Natural killer (NK) cells are potential effector cells in cell-based cancer immunotherapy, particularly in the control of hematological malignancies. The chimeric antigen receptor (CAR) is an artificially modified fusion protein that consists of an extracellular antigen recognition domain fused to an intracellular signaling domain. T cells genetically modified with a CAR have demonstrated remarkable success in the treatment of hematological cancers. Compared to T cells, CAR-transduced NK cells (CAR-NK) exhibit several advantages, such as safety in clinical use, the mechanisms by which they recognize cancer cells, and their abundance in clinical samples. Human primary NK cells and the NK-92 cell line have been successfully transduced to express CARs against both hematological cancers and solid tumors in pre-clinical and clinical trials.

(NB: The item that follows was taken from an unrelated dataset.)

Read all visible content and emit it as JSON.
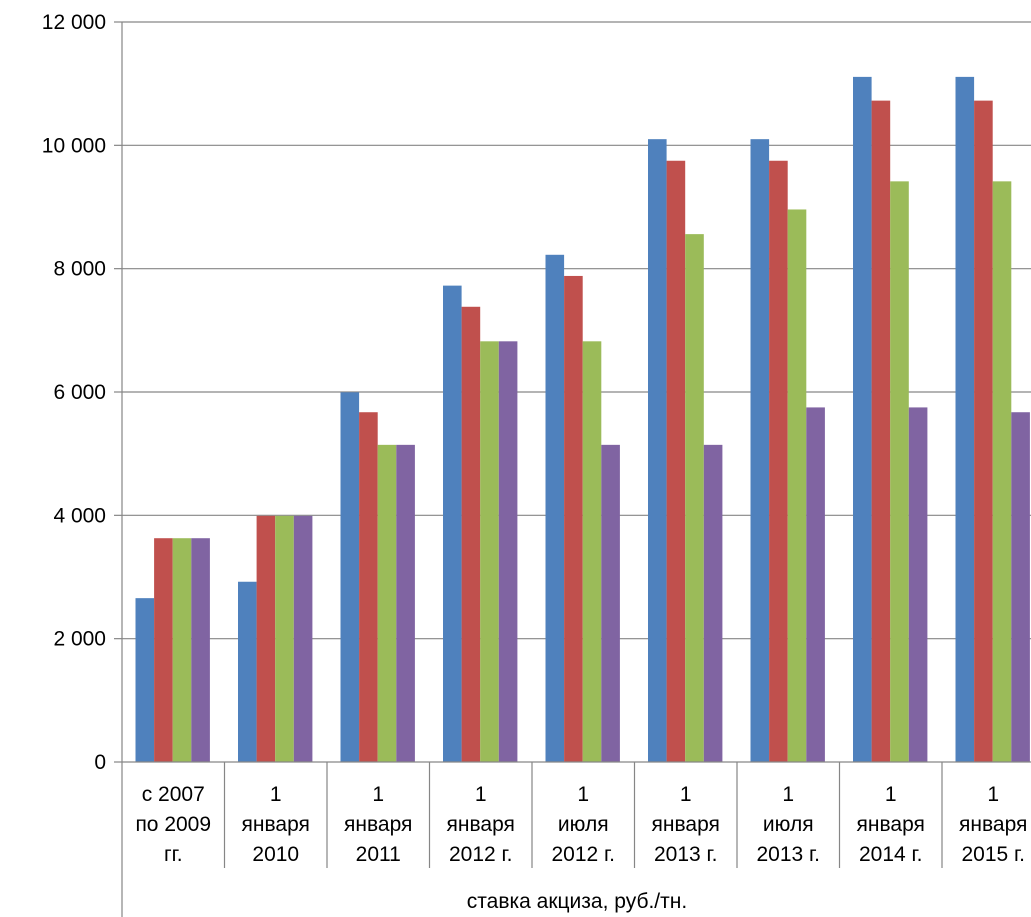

However, many challenges and obstacles remain, such as the ex vivo expansion of CAR-modified primary NK cells and the low transduction efficiency of NK cells. Many strategies and technologies have been developed to improve the safety and therapeutic efficacy in CAR-based immunotherapy. Moreover, NK cells express a variety of activating receptors (NKRs), such as CD16, NKG2D, CD226 and NKp30, which might specifically recognize the ligands expressed on tumor cells. Based on the principle of NKR recognition, a strategy that targets NKRs is rapidly emerging. Given the promising clinical progress described in this review, CAR- and NKR-NK cell-based immunotherapy are likely promising new strategies for cancer therapy.

Figure 1

Basic principle of CAR-NK cells. Chimeric antigen receptors contain an antigen-recognition domain (eg, ScFv or NKG2D), a transmembrane domain and a signaling domain that provides a signal to activate NK cells. First-generation CARs only contain CD3ζ or DAP12 as the signaling domain, and CD3ζ appears to be a better signaling domain than DAP10, whereas DAP12 may activate NK cells better than CD3ζ. In contrast, second-generation CARs express a second signaling domain (eg, CD28 or 4-1BB) in conjunction with CD3ζ. Third-generation CARs contain two co-stimulatory signaling domains. Based on the mechanisms by which NKG2D activates NK cells, a unique CAR construct containing NKG2D as the ectodomain that links DAP10 and CD3ζ as key signaling molecules was developed. The clustering of CARs induced by antigen binding or NKG2D and its ligand ligation initiates signal transduction that leads to NK cell activation, cytotoxicity against cancer cells, cytokine production, survival and proliferation.